I was recently reading an article on modern literature that tossed out that "the works of such [1930s] contemporary world-spanning giants as Malraux and Gide slowly fade to oblivion." After reading this book, I can kind of see what they were getting at.

This was officially added to my reading list after enough Malraux references in other works, the same way many other writers are added. I thought that a nice revolution novel would be the right thing to turn me on to an author; but this work didn't grab me. It is about the 1927 Communist uprising in Shanghai, whereby after taking the city, the Communists were betrayed and massacred by their allies, the Kuomintaung under Chiang Kai-Shek. The story follows a small cell of Communists: Kyo Gisors, a half-French, half-Japanese man who wants to convince the other Communists to pre-emptively defend themselves against Chaing before he can side with the elite against them; Ch'en, who, having killed in the book's opening scene, attaches a mystical importance to murder and tries to kill Chaing'; and some others.

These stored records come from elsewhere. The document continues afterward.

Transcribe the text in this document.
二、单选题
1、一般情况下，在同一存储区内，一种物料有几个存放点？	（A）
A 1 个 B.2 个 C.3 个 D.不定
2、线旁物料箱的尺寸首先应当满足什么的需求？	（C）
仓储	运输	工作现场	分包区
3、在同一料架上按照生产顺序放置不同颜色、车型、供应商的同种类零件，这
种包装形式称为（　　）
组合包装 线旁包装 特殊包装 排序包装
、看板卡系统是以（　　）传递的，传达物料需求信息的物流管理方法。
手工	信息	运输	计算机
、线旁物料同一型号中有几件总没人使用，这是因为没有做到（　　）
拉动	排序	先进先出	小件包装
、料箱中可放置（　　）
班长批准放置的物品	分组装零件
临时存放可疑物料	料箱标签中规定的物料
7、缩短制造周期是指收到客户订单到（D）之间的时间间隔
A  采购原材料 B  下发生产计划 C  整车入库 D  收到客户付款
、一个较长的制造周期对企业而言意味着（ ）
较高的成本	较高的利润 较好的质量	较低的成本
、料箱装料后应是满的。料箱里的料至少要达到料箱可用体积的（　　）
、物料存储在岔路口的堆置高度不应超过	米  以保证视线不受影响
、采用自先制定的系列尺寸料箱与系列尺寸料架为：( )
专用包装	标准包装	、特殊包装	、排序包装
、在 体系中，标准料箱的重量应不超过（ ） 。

The book was full of pathos as these characters try, fail, and die; and they (and the others, including a misogynistic French businessman) all contemplate or discuss existential questions such as the impossibility to truly know what it is like to live as another person. The book didn't really grab me, and I think part of it was because all of this very Literary pondering slowed things down a lot and usually took a few re-reads to get a handle on. Some of the side characters brought a little more zest to the book, mainly Baron de Clappique, a French trader always stuttering out adventurous fables or having a complicated inner life; or Old Gisors, Kyo's father and a respected professor, an opium addict accepting but anguished about his son's dangerous revolutionary career. I looked forward to their passages, but overall I just couldn't wrangle the soul of this book. Maybe another try in the future.